As cabeças trocadas - Thomas Mann

 




A escrita da lenda indiana As cabeças trocadas é um ponto fora da curva na obra de Thomas Mann, ponto esse, porém, bastante louvado, sobretudo pela maestria narrativa com a qual ele nos convida a conhecer um pouco mais da sabedoria oriental.
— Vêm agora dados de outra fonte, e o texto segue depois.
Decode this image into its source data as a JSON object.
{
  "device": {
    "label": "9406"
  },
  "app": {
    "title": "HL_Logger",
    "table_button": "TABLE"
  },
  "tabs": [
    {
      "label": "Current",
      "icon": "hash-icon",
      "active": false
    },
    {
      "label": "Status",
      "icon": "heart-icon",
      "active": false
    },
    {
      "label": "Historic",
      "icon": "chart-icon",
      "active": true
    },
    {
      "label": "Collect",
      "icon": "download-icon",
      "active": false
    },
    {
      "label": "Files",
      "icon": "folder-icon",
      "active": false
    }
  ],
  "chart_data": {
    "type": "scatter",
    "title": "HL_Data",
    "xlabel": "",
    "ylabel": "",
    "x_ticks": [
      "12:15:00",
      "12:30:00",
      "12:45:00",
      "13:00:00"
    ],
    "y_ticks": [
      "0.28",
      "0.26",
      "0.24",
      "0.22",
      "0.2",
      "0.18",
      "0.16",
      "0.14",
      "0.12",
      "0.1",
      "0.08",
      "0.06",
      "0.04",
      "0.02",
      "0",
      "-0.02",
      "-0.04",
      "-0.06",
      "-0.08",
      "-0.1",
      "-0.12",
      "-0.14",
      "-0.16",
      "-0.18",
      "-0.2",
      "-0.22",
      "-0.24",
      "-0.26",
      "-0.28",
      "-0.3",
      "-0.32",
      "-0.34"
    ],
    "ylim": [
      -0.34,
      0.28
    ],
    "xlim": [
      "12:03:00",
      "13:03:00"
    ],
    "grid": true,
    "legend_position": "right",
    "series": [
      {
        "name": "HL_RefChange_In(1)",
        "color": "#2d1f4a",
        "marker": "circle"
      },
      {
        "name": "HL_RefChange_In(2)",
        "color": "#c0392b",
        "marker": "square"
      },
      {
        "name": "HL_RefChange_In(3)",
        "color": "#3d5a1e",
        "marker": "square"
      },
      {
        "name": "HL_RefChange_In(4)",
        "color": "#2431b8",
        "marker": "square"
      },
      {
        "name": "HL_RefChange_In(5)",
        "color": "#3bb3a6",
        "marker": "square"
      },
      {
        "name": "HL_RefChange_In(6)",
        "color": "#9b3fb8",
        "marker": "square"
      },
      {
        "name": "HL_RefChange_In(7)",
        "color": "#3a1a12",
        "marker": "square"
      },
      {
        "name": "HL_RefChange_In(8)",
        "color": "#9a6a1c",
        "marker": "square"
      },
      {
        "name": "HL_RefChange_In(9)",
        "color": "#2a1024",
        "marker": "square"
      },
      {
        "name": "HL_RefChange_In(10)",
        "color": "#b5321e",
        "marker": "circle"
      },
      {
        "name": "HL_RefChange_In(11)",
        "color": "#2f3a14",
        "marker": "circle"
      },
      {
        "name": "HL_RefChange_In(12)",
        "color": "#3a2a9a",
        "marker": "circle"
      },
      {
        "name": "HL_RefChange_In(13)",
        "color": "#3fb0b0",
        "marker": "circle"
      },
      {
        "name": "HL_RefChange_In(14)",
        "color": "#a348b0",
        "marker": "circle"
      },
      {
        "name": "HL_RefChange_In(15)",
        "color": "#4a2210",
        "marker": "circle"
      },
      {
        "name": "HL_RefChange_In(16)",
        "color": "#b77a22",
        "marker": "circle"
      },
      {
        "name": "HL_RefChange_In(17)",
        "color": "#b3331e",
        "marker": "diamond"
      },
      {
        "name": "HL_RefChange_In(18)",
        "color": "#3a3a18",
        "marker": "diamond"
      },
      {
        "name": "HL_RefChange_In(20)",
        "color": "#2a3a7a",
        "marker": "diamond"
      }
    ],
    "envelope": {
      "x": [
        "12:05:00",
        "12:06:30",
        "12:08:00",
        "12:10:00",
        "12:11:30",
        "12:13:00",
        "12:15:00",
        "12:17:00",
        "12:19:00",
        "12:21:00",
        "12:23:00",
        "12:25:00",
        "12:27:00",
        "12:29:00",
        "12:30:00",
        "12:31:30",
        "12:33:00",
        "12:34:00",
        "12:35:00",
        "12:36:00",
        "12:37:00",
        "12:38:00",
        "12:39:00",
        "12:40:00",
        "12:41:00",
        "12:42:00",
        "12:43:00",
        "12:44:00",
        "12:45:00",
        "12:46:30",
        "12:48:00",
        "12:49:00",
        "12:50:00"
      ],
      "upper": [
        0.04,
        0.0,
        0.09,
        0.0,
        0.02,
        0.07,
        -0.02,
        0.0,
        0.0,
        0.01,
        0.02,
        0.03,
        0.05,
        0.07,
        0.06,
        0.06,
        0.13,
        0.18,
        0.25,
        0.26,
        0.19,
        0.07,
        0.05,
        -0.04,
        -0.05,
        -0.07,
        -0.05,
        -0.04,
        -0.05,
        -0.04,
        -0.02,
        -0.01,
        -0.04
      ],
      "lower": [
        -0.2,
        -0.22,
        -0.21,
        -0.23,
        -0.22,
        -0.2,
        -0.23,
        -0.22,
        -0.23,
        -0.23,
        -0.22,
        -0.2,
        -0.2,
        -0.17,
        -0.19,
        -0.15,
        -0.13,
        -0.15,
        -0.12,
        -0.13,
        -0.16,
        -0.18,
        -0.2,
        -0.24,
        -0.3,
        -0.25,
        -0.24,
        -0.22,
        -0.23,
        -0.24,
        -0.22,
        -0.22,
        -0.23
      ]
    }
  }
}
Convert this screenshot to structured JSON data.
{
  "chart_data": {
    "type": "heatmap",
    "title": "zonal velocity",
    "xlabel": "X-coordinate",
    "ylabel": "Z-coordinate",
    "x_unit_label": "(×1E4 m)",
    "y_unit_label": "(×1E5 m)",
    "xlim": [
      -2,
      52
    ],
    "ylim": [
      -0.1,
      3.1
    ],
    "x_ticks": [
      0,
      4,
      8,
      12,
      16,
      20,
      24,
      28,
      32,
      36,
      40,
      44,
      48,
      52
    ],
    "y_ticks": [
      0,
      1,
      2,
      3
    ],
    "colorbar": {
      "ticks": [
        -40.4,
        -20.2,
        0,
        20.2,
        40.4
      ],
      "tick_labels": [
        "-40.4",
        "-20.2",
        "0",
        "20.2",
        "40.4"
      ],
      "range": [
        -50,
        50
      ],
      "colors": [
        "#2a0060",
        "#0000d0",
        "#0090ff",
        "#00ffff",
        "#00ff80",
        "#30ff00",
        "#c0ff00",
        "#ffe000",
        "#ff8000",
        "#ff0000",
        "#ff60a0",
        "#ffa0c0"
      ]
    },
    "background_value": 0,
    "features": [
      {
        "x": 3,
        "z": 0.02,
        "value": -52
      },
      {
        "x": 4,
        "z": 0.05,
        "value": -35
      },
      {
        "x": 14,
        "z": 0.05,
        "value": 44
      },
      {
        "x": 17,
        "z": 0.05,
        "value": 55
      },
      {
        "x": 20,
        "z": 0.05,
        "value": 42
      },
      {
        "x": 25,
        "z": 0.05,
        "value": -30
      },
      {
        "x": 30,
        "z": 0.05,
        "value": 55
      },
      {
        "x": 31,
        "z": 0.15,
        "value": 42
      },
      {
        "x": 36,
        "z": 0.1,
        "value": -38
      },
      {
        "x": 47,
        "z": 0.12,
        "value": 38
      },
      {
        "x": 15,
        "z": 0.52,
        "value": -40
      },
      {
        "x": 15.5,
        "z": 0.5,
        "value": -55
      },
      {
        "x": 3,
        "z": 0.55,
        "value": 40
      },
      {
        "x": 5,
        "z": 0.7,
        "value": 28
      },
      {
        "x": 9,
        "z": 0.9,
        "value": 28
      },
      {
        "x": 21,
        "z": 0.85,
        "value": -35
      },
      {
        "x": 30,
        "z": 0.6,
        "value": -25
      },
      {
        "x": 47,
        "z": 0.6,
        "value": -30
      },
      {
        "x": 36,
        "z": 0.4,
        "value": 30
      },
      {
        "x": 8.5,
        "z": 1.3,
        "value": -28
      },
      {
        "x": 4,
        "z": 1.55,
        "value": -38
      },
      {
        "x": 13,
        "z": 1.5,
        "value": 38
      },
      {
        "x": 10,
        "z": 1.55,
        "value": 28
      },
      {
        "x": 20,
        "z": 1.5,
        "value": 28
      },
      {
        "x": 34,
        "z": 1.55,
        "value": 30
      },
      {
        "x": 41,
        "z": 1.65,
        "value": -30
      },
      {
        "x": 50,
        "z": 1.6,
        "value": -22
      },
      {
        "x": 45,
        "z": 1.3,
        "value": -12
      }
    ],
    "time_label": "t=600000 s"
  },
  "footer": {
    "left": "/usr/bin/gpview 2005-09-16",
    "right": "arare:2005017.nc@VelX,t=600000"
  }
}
A lenda sangrenta conta a história de Sita e de seu destino traçado por um banho de rio em que, deliciosamente nua, é vista sem saber pelos amigos Shridaman e Nanda. Ambos são tão diferentes entre si que chegam a ser complementares: o que falta a um, há no outro de sobra. Em razão da doente paixão que o amigo passa a nutrir pela jovem Sita, Nanda arquiteta o encontro das famílias e promove entre eles o casamento

Para Sita, no entanto, a presença de Nanda, e da sua clara oposição a tudo o que significa seu marido Shridaman, leva silenciosamente a jovem a nutrir desejo pelo amigo. Durante uma viagem dos 3, o destino acaba por surpreendê-la: ao presenciar, no interior de uma caverna o santuário da tenebrosa Mãe Kali, em que seu marido e o amigo jaziam degolados em honra à deusa, Sita mergulha num desespero que convoca a deusa à graça de restaurar as cabeças de ambos. Ela, por descuido, troca as cabeças, revivendo o marido com o corpo do amigo e o corpo do marido com a cabeça do amigo.

A trama, construída sobre esse descuido milagroso, é trabalhada por Mann em vista de algo que nós, ocidentais, conhecemos como o conflito entre a razão e as paixões. O final prefigurado pela tradição hindu ilustra até que ponto é possível ser fiel a si mesmo sem com isso não chegar a duelar com os outros. Fato é que Sita, aparentemente satisfeita ao ter a cabeça do marido no corpo do amigo, vê-se desejosa de reencontrar o amigo com o corpo do marido. Desejo é do que falta.